Quick Stitch Sampler Book

One of the most fun features of a lot of BERNINA machines is their huge catalog of decorative and functional stitches. However, they can seem pretty daunting, especially when you’re staring at the screen. I find they are a lot more approachable if you’ve tried them out, and can reference them on a piece of fabric. I designed a little stitch book as a place to keep your experiments. Spend a day stitching them all out, or do a few at a time as your projects dictate. Either way, this expandable book leaves room for more stitches and experiments, you could even try stitching them on different fabrics and adding those to the book as you go. This open ended project is perfect for new machine owners who are getting to know their new BERNINA.

Materials to Make A Quick Stitch Sampler Book

  • Fabric (I used cotton flannel)
  • Fusible Interfacing (I used Fabric Flex by Pellon)*
  • Rotary Cutter*
  • Cutting Mat*
  • Ruler
  • Thread*
  • Permanent Marker
  • Buttonhole foot #3 or #3A
  • X-Acto Knife or Buttonhole Cutter
  • One sew on snap*
  • Hand Sewing Needle
  • Hand Sewing Thread

*These supplies generously donated by Brewer Sewing. Thanks, Brewer!

1. Iron interfacing onto the back of your fabric. I started with a half yard.

2. Cut the fabric down into similar sized squares using a rotary cutter. These do not need to be exactly the same, but if you like that kind of thing, feel free to measure! Mine are approx 5″ x 6″.

3. Begin stitching! I started with the opening screen, stitching the straight stitch, zig zag, and zig zag variations.

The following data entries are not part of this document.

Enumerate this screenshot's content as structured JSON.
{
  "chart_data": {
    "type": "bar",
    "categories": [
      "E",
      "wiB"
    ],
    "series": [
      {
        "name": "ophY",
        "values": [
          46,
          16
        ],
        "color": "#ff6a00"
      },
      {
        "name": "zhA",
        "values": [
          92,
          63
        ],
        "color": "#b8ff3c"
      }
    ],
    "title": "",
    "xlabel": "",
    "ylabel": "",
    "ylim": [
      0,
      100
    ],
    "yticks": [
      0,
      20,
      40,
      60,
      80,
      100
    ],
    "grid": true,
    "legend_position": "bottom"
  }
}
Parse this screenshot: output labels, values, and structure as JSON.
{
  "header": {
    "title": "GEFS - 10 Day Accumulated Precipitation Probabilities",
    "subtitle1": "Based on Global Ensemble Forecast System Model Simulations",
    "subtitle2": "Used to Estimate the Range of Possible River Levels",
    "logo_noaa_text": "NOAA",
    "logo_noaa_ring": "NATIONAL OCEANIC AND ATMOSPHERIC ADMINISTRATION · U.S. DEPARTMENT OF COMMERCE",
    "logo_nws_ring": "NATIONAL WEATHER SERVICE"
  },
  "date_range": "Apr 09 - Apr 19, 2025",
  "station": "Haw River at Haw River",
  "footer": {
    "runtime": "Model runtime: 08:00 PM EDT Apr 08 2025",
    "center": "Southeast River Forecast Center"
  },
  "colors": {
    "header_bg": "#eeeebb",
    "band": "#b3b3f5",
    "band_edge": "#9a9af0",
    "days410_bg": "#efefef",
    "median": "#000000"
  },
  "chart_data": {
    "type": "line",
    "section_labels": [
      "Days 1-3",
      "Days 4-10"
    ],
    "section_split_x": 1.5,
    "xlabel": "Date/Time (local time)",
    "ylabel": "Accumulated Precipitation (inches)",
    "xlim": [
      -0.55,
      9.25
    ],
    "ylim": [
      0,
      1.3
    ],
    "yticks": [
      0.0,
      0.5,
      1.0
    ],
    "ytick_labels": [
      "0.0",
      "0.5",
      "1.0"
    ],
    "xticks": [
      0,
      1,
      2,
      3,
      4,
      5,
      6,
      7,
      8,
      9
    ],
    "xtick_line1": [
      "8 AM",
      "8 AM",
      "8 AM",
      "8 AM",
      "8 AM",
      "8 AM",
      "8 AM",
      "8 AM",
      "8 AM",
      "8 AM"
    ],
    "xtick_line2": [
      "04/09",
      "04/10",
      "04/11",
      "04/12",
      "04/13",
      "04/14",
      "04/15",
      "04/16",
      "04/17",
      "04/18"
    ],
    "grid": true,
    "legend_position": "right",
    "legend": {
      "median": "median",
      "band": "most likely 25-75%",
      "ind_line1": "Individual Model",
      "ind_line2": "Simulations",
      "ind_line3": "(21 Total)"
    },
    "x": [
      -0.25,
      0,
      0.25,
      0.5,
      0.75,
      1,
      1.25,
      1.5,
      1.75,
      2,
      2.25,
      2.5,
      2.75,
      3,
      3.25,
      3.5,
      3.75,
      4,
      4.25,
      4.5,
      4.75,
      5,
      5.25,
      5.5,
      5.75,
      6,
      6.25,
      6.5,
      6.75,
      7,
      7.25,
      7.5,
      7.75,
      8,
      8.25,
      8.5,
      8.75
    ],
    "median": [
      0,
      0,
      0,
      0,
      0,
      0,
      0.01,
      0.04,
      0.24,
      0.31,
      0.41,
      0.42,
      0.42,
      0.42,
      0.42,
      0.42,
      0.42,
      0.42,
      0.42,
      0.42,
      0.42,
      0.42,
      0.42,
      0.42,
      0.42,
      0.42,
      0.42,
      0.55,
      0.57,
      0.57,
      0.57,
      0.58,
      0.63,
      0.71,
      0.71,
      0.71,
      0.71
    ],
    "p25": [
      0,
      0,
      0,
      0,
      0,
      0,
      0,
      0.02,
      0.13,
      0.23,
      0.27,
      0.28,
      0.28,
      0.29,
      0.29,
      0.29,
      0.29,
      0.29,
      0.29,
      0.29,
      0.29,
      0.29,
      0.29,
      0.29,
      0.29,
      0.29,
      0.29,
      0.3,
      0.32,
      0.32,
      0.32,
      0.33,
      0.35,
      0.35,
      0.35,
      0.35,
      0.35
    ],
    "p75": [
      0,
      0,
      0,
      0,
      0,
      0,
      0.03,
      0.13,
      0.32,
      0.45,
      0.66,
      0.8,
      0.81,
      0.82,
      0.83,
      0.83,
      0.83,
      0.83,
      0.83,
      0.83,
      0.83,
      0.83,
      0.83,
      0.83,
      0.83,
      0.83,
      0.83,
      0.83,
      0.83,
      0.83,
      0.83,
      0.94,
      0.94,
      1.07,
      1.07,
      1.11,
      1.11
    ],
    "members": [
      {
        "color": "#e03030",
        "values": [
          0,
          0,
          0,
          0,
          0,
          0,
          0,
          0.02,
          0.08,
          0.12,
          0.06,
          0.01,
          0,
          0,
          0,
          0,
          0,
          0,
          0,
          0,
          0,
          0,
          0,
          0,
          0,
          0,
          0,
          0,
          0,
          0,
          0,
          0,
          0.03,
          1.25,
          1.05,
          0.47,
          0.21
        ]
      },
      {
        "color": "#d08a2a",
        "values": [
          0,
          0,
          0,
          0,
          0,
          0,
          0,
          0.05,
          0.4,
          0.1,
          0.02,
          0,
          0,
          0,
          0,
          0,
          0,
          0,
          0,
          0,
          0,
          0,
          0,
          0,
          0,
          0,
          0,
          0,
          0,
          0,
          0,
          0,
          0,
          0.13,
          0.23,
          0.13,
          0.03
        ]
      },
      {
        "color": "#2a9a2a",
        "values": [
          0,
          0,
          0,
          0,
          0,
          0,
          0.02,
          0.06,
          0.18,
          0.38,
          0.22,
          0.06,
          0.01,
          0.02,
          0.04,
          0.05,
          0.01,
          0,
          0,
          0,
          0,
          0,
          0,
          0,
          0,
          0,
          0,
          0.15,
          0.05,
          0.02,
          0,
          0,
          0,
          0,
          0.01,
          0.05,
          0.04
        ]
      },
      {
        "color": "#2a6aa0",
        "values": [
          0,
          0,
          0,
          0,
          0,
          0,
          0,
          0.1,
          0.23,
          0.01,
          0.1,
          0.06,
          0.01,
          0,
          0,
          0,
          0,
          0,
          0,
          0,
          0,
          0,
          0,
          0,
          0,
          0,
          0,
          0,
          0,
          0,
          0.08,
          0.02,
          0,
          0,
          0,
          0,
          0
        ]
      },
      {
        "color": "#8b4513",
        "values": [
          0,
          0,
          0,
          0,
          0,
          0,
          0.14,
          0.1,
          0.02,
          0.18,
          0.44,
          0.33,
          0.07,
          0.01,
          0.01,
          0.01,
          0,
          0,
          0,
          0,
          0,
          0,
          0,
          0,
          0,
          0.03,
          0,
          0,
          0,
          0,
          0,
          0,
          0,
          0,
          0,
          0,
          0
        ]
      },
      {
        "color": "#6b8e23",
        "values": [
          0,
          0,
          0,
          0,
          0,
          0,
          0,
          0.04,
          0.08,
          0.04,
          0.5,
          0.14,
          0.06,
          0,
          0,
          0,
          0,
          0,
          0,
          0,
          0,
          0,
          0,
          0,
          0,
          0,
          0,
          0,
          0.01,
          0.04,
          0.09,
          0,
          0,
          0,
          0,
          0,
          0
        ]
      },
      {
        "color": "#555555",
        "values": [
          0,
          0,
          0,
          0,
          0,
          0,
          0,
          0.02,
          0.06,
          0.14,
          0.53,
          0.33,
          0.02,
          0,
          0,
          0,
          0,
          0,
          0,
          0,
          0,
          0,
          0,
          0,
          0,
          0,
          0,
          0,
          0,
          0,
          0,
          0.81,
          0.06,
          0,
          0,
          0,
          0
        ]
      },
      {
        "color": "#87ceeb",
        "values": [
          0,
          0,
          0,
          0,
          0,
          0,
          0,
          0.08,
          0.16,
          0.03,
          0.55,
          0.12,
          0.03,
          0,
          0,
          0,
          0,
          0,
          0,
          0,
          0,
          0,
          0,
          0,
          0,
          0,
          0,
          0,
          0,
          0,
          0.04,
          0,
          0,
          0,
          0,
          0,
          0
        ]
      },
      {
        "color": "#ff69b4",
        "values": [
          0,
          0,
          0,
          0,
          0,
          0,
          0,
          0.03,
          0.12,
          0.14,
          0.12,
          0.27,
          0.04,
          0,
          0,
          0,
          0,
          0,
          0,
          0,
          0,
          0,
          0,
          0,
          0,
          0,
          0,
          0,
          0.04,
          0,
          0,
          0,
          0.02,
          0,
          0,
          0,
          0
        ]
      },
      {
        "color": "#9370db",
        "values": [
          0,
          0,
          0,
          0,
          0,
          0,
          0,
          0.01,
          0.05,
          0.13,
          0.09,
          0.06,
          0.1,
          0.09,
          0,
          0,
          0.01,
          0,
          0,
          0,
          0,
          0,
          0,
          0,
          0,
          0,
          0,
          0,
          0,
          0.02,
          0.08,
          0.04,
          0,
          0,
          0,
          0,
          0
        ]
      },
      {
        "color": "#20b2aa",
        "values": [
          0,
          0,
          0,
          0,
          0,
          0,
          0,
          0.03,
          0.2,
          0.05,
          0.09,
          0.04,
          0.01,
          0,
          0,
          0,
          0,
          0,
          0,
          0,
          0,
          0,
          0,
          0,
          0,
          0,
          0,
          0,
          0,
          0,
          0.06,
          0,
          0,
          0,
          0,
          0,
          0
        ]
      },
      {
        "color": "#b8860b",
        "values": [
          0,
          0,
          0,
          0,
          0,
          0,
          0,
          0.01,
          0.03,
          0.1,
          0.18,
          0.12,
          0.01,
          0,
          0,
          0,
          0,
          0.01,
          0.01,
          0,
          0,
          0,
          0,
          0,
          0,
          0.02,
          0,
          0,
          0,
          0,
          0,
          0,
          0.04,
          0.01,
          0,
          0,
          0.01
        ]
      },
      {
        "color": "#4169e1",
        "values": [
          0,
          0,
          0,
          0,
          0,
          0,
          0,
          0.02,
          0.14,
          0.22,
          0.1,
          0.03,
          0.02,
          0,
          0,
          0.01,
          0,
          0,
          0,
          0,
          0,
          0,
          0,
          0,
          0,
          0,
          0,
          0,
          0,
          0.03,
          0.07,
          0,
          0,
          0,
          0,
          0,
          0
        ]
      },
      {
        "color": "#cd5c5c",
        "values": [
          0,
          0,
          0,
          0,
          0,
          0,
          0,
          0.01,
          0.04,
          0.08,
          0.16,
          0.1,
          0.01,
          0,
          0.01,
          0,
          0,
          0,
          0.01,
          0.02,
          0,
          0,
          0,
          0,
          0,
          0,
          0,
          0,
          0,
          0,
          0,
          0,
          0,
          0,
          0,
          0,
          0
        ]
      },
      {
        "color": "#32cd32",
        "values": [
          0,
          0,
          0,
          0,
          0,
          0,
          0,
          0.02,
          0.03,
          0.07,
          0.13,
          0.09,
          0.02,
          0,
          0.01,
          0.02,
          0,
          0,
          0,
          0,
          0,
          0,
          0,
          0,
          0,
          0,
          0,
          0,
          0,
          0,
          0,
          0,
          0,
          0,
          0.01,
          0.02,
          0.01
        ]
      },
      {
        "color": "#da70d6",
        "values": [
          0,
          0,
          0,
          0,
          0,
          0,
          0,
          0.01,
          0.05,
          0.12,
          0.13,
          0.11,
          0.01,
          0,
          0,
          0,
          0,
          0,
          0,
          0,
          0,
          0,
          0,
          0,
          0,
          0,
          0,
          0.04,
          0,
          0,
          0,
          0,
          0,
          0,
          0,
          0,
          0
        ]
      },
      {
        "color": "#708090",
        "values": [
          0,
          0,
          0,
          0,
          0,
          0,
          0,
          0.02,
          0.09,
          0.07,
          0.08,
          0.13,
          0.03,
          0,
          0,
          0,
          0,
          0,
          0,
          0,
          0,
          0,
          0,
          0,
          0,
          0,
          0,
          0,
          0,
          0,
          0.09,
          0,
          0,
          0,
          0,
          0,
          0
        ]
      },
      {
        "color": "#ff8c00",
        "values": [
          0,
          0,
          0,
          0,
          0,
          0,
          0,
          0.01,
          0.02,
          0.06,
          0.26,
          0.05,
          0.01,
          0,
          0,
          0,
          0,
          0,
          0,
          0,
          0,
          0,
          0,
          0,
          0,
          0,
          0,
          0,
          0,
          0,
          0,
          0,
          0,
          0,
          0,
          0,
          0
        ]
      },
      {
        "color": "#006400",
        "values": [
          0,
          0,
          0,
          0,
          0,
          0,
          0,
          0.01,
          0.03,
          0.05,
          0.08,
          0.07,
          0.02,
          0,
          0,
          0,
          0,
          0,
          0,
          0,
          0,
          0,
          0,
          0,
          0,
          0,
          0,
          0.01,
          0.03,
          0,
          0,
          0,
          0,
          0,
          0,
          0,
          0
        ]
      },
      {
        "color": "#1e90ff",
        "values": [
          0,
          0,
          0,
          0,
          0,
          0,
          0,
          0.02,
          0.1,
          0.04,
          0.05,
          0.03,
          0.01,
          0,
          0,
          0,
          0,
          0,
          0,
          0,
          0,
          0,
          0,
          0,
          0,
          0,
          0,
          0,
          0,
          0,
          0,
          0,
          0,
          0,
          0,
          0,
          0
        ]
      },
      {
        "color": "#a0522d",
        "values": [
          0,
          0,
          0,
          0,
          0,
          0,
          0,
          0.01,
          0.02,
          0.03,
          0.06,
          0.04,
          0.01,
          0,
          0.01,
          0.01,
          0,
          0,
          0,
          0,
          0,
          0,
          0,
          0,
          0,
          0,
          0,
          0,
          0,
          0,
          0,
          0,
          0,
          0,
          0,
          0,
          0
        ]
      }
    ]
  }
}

Even though some of the stitches are functional and others are decorative, I take the approach that ALL the stitches can be used in decorative ways. I like to think of the sewing machine as a drawing tool, and all the different stitches as different ways of making marks. I recommend trying out all the stitches, even the ones you think you won’t like.

After finishing each stitch, I marked the number off to the left with permanent marker so I can find it again in the future.

4. When you’ve got a little pile of stitch experiments, get out your buttonhole foot. Using the Buttonhole Foot (3A) stitch a one inch button hole onto each square in the same spot (I stitched mine in the middle along the right edge).

Use an X-Acto Knife or a Buttonhole Cutter  to open up the buttonholes.  

5. Make the binding strap. Cut a two-inch wide piece of fabric, and iron in the raw edges on both sides, turning over ¼ inch. Fold the whole thing in half and iron in place. Sew the edge together. I added ribbon to one side to make the strap a little sturdier and to add more embellishment, because as far as I’m concerned, more is more.

Sew the snap. Using a hand sewing needle, sew the snap in two pieces to opposite ends of the strap.

 

Thread the strap through the buttonholes, and snap shut. As you create more stitch samplers, you can add them as you go. I made my strap pretty long (10″) to allow for many additions.

Please note: you can see here that I did not snip any threads or worry to much about these little samplers being perfect. They have raw edges and imperfections. Think of this project as a rough warm up sketch, a great way to try out the stitches, but not an invitation to obsess and worry about details. It’s about experimenting and getting to know your machine. Try to relax into it and enjoy the process.

4 thoughts on “Quick Stitch Sampler Book

  1. I make up an exercise book with all the stitches in, numbered and in order, for every machine I have. The big difference is that I do every stitch twice, once in white polycotton (no stretch) and once in white fabric that has 100% stretch (I use a soluble self-adhesive interface). This is because when sewing stretchy fabric, I need to know which stitches I can use, especially decorative ones, without them feeling all tight and uncomfortable in clothes. I don’t want them to snap either when the clothes stretch!

    Although I used an exercise book, that was only because it was to hand. I considered using a ring binder, or index cards would probably have been best.

  2. This is a great idea! When I got my Bernina, I created a cheat “shirt”. I used an old white button down collar shirt and put sample stitches all over it. I used a pen, like this example, to reference the stitch number. There are so many wonderful stitches in these machines having a sample of some version to work from is extremely helpful.